Despite the size of the convention, the NYPD’s organizational chart for the event looks pretty simple. Kelly, of course, is at the top along with his executive committee, which is kind of like his war cabinet. Below him in the hierarchy is the RNC coordinator, and the NYPD’s four key divisions of responsibility: Command and Control, Site Security, Tactical Support, and Operational Support.
It is only when you begin to examine the subcommittees that you get a sense of how complicated the staging actually is. Command and Control, for example, has half a dozen subcommittees. Site Security has seven subcommittees, including one for hotels. Convention delegates are currently slated to stay in 49 different hotels around the city. Threat assessments have been done at each of these buildings, and there will be cops assigned to every one as well. The same essentially applies to all of the convention-related events that will take place away from the Garden. Right now the list of parties, dinners, meetings, concerts, and receptions runs to twenty pages in very small type.
There are subcommittees to handle coordination with VIPs who arrive with their own security details; motorcade planning; a legal team to monitor what the NYPD is doing and give advice; logistics, to make sure the department has whatever supplies it needs; and prisoner processing to handle arrests (there are plans, if necessary, to take prisoners to other boroughs).

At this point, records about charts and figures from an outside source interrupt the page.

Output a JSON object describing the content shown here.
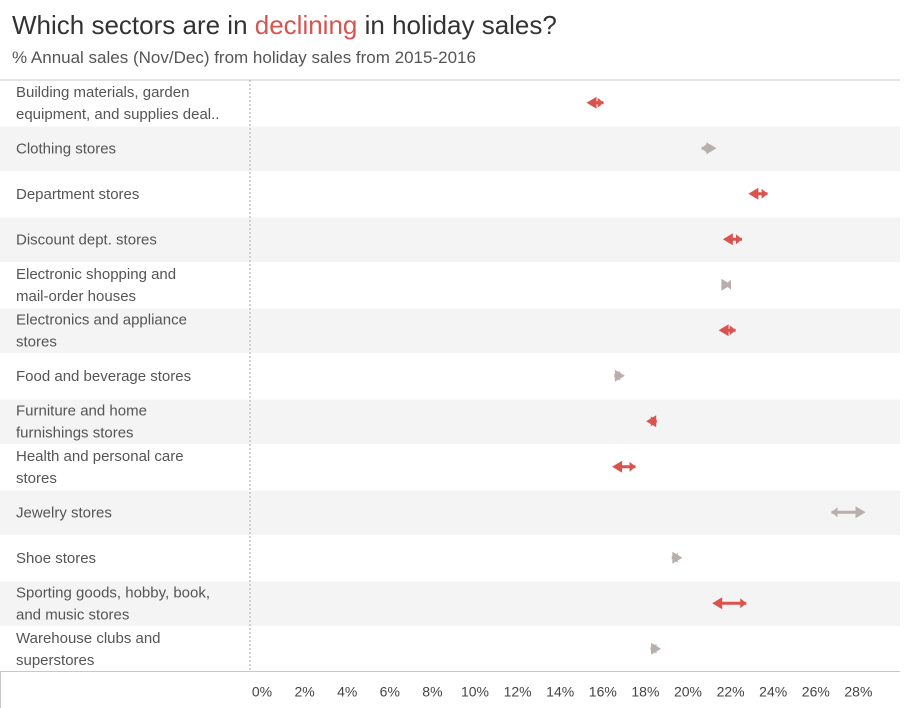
{
  "title": {
    "before": "Which sectors are in ",
    "highlight": "declining",
    "after": " in holiday sales?"
  },
  "subtitle": "% Annual sales (Nov/Dec) from holiday sales from 2015-2016",
  "colors": {
    "declining": "#d9534f",
    "increasing": "#b8aeab",
    "band": "#f4f4f4",
    "axis": "#c8c8c8"
  },
  "chart_data": {
    "type": "arrow",
    "title": "Which sectors are in declining in holiday sales?",
    "subtitle": "% Annual sales (Nov/Dec) from holiday sales from 2015-2016",
    "x_ticks": [
      "0%",
      "2%",
      "4%",
      "6%",
      "8%",
      "10%",
      "12%",
      "14%",
      "16%",
      "18%",
      "20%",
      "22%",
      "24%",
      "26%",
      "28%"
    ],
    "xlim": [
      0,
      30
    ],
    "series_names": [
      "2015",
      "2016"
    ],
    "categories": [
      {
        "label": [
          "Building materials, garden",
          "equipment, and supplies deal.."
        ],
        "from": 16.6,
        "to": 15.8
      },
      {
        "label": [
          "Clothing stores"
        ],
        "from": 21.2,
        "to": 21.9
      },
      {
        "label": [
          "Department stores"
        ],
        "from": 24.3,
        "to": 23.4
      },
      {
        "label": [
          "Discount dept. stores"
        ],
        "from": 23.1,
        "to": 22.2
      },
      {
        "label": [
          "Electronic shopping and",
          "mail-order houses"
        ],
        "from": 22.3,
        "to": 22.6
      },
      {
        "label": [
          "Electronics and appliance",
          "stores"
        ],
        "from": 22.8,
        "to": 22.0
      },
      {
        "label": [
          "Food and beverage stores"
        ],
        "from": 17.1,
        "to": 17.6
      },
      {
        "label": [
          "Furniture and home",
          "furnishings stores"
        ],
        "from": 19.1,
        "to": 18.6
      },
      {
        "label": [
          "Health and personal care",
          "stores"
        ],
        "from": 18.1,
        "to": 17.0
      },
      {
        "label": [
          "Jewelry stores"
        ],
        "from": 27.3,
        "to": 28.9
      },
      {
        "label": [
          "Shoe stores"
        ],
        "from": 19.8,
        "to": 20.3
      },
      {
        "label": [
          "Sporting goods, hobby, book,",
          "and music stores"
        ],
        "from": 23.3,
        "to": 21.7
      },
      {
        "label": [
          "Warehouse clubs and",
          "superstores"
        ],
        "from": 18.8,
        "to": 19.3
      }
    ]
  }
}
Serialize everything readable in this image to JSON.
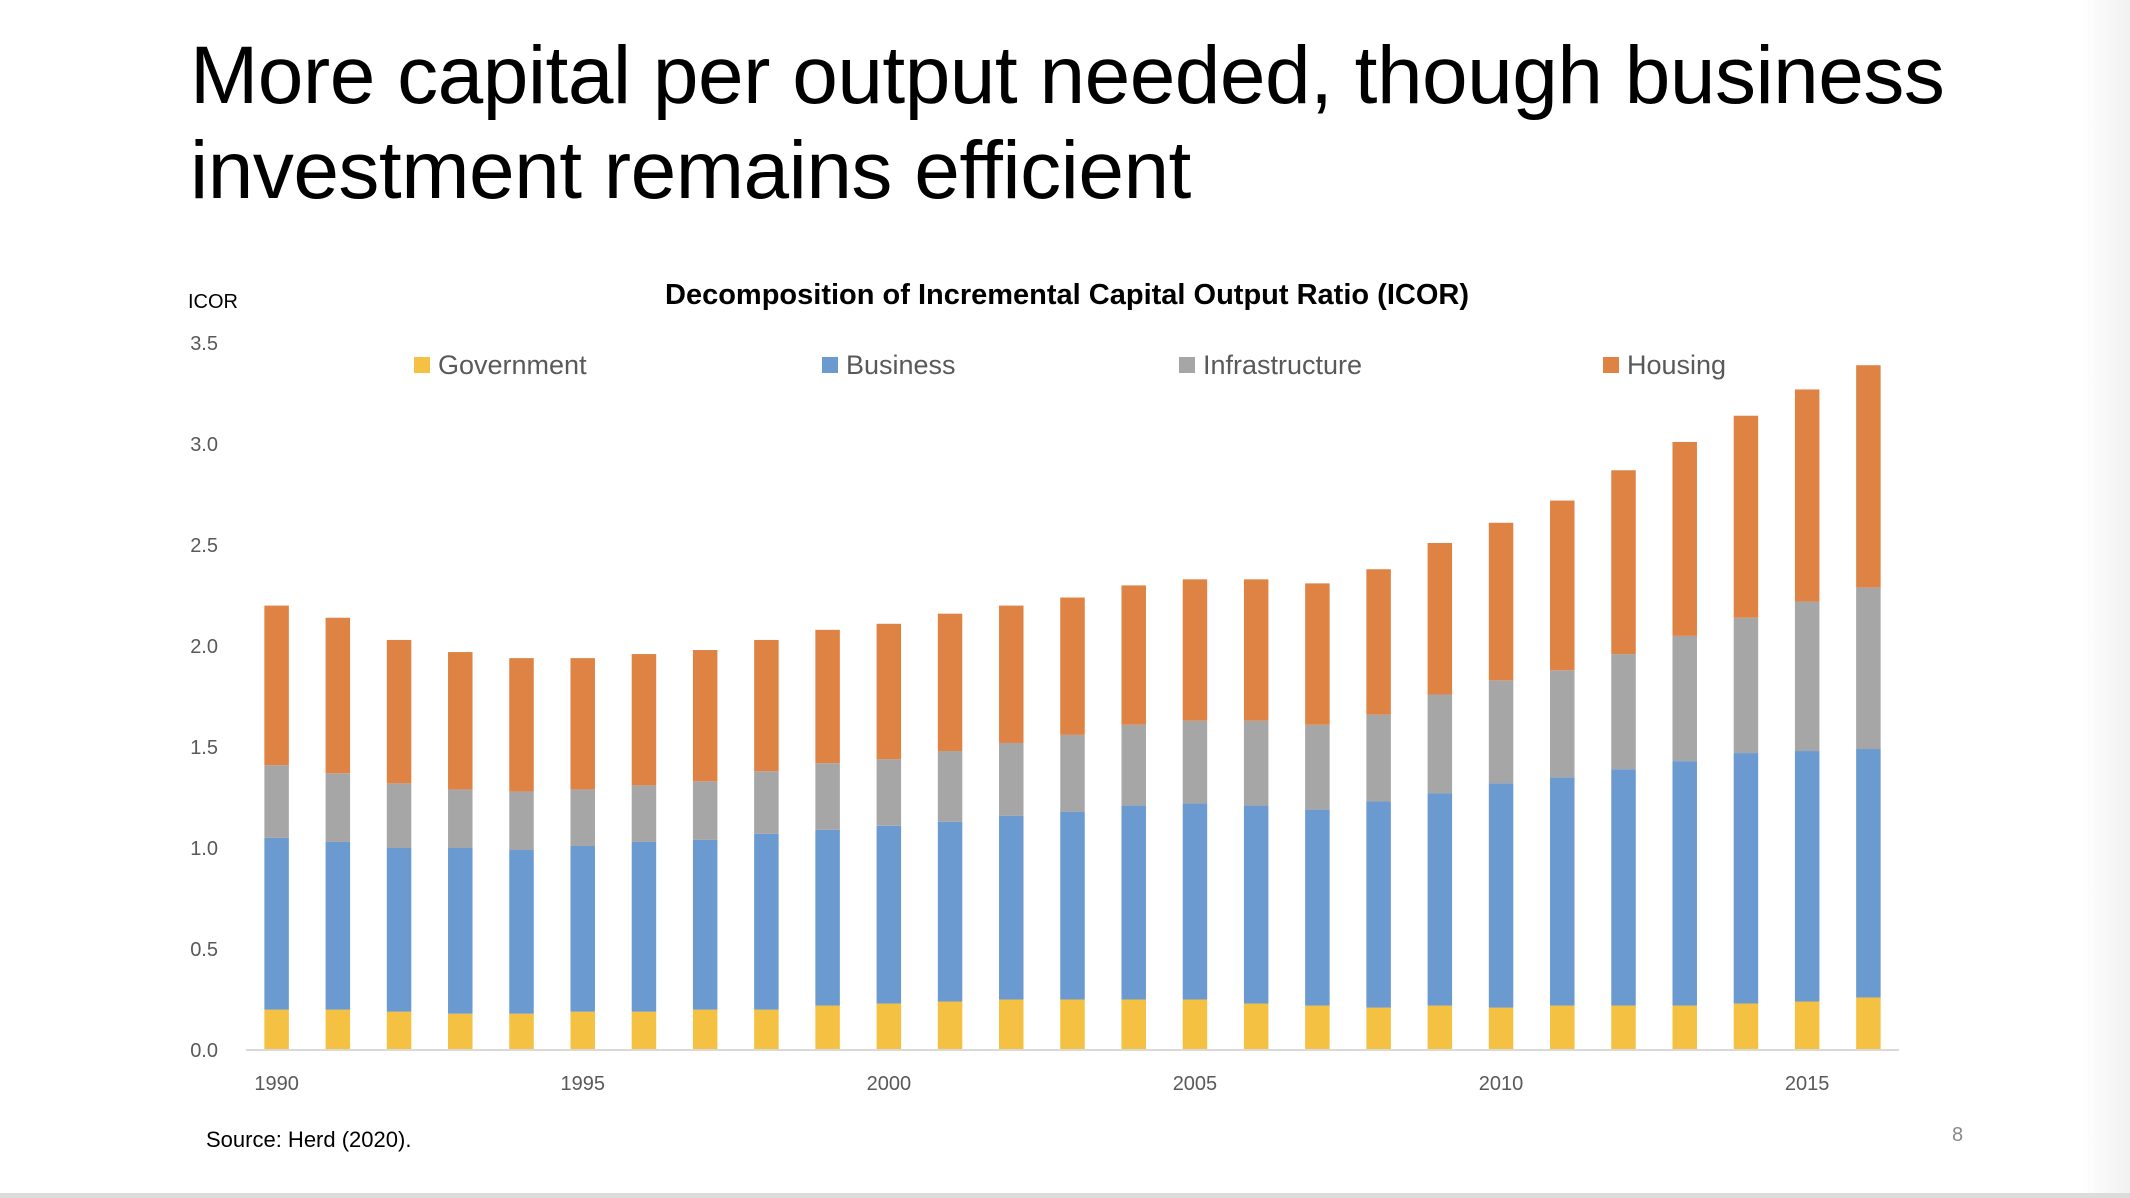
{
  "slide": {
    "title": "More capital per output needed, though business investment remains efficient",
    "source": "Source: Herd (2020).",
    "page_number": "8"
  },
  "chart_data": {
    "type": "bar",
    "stacked": true,
    "title": "Decomposition of Incremental Capital Output Ratio (ICOR)",
    "xlabel": "",
    "ylabel": "ICOR",
    "ylim": [
      0,
      3.5
    ],
    "yticks": [
      "0.0",
      "0.5",
      "1.0",
      "1.5",
      "2.0",
      "2.5",
      "3.0",
      "3.5"
    ],
    "ytick_values": [
      0,
      0.5,
      1.0,
      1.5,
      2.0,
      2.5,
      3.0,
      3.5
    ],
    "grid": false,
    "legend_position": "top",
    "categories": [
      1990,
      1991,
      1992,
      1993,
      1994,
      1995,
      1996,
      1997,
      1998,
      1999,
      2000,
      2001,
      2002,
      2003,
      2004,
      2005,
      2006,
      2007,
      2008,
      2009,
      2010,
      2011,
      2012,
      2013,
      2014,
      2015,
      2016
    ],
    "xtick_labels": [
      "1990",
      "1995",
      "2000",
      "2005",
      "2010",
      "2015"
    ],
    "series": [
      {
        "name": "Government",
        "color": "#F4C142",
        "values": [
          0.2,
          0.2,
          0.19,
          0.18,
          0.18,
          0.19,
          0.19,
          0.2,
          0.2,
          0.22,
          0.23,
          0.24,
          0.25,
          0.25,
          0.25,
          0.25,
          0.23,
          0.22,
          0.21,
          0.22,
          0.21,
          0.22,
          0.22,
          0.22,
          0.23,
          0.24,
          0.26
        ]
      },
      {
        "name": "Business",
        "color": "#6A9AD0",
        "values": [
          0.85,
          0.83,
          0.81,
          0.82,
          0.81,
          0.82,
          0.84,
          0.84,
          0.87,
          0.87,
          0.88,
          0.89,
          0.91,
          0.93,
          0.96,
          0.97,
          0.98,
          0.97,
          1.02,
          1.05,
          1.11,
          1.13,
          1.17,
          1.21,
          1.24,
          1.24,
          1.23
        ]
      },
      {
        "name": "Infrastructure",
        "color": "#A6A6A6",
        "values": [
          0.36,
          0.34,
          0.32,
          0.29,
          0.29,
          0.28,
          0.28,
          0.29,
          0.31,
          0.33,
          0.33,
          0.35,
          0.36,
          0.38,
          0.4,
          0.41,
          0.42,
          0.42,
          0.43,
          0.49,
          0.51,
          0.53,
          0.57,
          0.62,
          0.67,
          0.74,
          0.8
        ]
      },
      {
        "name": "Housing",
        "color": "#DF8345",
        "values": [
          0.79,
          0.77,
          0.71,
          0.68,
          0.66,
          0.65,
          0.65,
          0.65,
          0.65,
          0.66,
          0.67,
          0.68,
          0.68,
          0.68,
          0.69,
          0.7,
          0.7,
          0.7,
          0.72,
          0.75,
          0.78,
          0.84,
          0.91,
          0.96,
          1.0,
          1.05,
          1.1
        ]
      }
    ]
  }
}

From a policing point of view, protest is a more tangible, easier-to-prepare-for challenge than terrorism. In fact, it is, for law enforcement, the antithesis of terror. Protesters operate in the light, not the shadows, and though there is the occasional spontaneous event, most of their activities are planned and scheduled.
For example, the march to kick things off is slated for Sunday, August 29, the day before the convention opens. Though organizers claim it will attract at least 250,000 people, their request for a permit to march up Eighth Avenue and into Central Park for a rally has been denied. Officially, the reason is the Parks commissioner’s concern about damage to the Great Lawn.
“The organizers haven’t come back to us with an alternative route,” Kelly says. “They don’t seem particularly focused on it right now. Maybe it’s because they’re going to court. I don’t know, but the park is not going to happen.”